Le seizième long-métrage de François Ozon est un drame historique et romanesque qui glisse du noir et blanc à la couleur. Un grand et beau film sur le mensonge et le désespoir, avec Pierre Niney, fiévreux et gracile et Paula Beer, magnifique révélation.
1919, dans un village d’Allemagne. Une tombe, un bouquet, une jeune femme étonnée devant ces fleurs qu’elle n’a pas déposées. Chaque jour, Anna quitte la maison de ses beaux-parents pour se rendre au cimetière, chaque jour elle va se recueillir auprès de celui qui ne sera jamais son mari, son fiancé mort au front en France et qui gît là, sous la terre : Frantz Hoffmeister. Et puis, l’homme au bouquet apparaît, c’est Adrien, un Français, bouleversé, qui peut à peine répondre aux questions entre deux sanglots. Oui, ils étaient amis, oui, ils se sont connus à Paris…
Pour son seizième long-métrage, François Ozon adapte librement, avec la collaboration de Philippe Piazzo, une pièce de Maurice Rostand dont Ernst Lubitsch avait tiré, en 1932, son unique drame, Broken Lullaby. C’est une histoire de guerre et de mort, de chagrin et de culpabilité, d’amour rêvé et d’amour vécu, de résilience et de pardon. Comment un conflit mondial anéantit les corps et les cœurs, comment la mort d’un fils éprouve une famille entière, comment une vie en impacte une autre… Le film retrace avec délicatesse et force détails l’atmosphère mortifère qui règne en Allemagne, le village est en deuil de tant de fils disparus à la guerre et un Français de passage représente forcément un scandale. Surtout quand il semble s’installer dans la famille de Frantz jusqu’à prendre sa place : le repli sur soi et la montée d’un nationalisme qui vont s’exacerber quelques décennies plus tard en une impensable Seconde Guerre mondiale, sont palpables.

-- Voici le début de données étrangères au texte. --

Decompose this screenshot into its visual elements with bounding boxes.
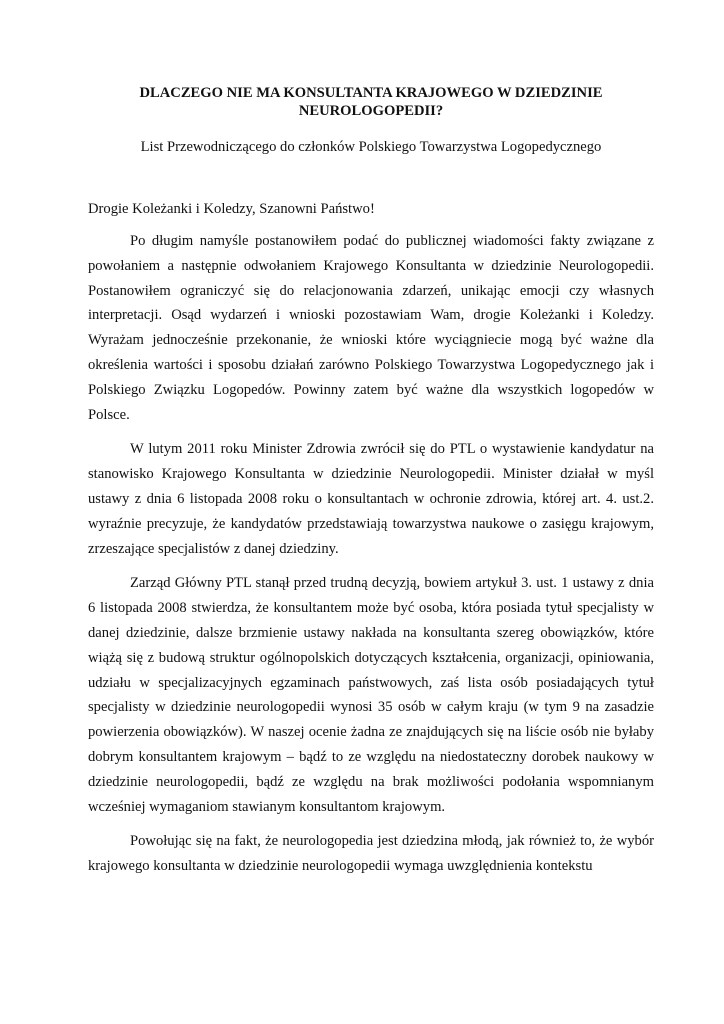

Mais Frantz est aussi un grand film romanesque, au cœur duquel dort un secret, où les souvenirs sont embellis par le mensonge, où les sentiments se propagent, où l’art – un tableau de Manet, un air de violon – tisse des liens invisibles et aériens. Sa figure centrale est une toute jeune femme, Anna. Sa vie s’est arrêtée en même temps que celle de son fiancé. Désormais, elle est la « fille » des parents de Frantz, leur soutien et leur souffle de jeunesse, peu à peu elle devient l’amie de l’ami de Frantz, mais qui est-elle, profondément, qui va-t-elle choisir d’être ? La caméra suit ses pas et son chemin, cette silhouette vêtue de noir qui marche vers un mort, puis vers un vivant, à travers les ruelles du village. Ce visage fermé, encore pétri d’enfance, le sourire qui revient, la douleur et les espoirs, les désillusions et le retour à la vie. Il lui faudra, pour cela, prendre un train vers la France, chercher un mort, retrouver un vivant, devenir en quelque sorte Adrien et subir le regard de biais des Français pour une Allemande, ressentir la violence et la douleur partagées d’une frontière l’autre, d’un peuple l’autre, d’une famille l’autre.
Frantz est un film intense et rapide, d’une densité inouïe. L’interprétation précise, la mise en scène élégante, les cadres rigoureux et le montage incisif contribuent sans cesse à des glissements, de sentiment en sentiment, d’émotion en émotion. Comme l’image glisse soudain du noir et blanc à la couleur (et retour), évoquant l’irrépressible instinct de vie qui s’insinue et insiste. Et doucement reprend ses droits.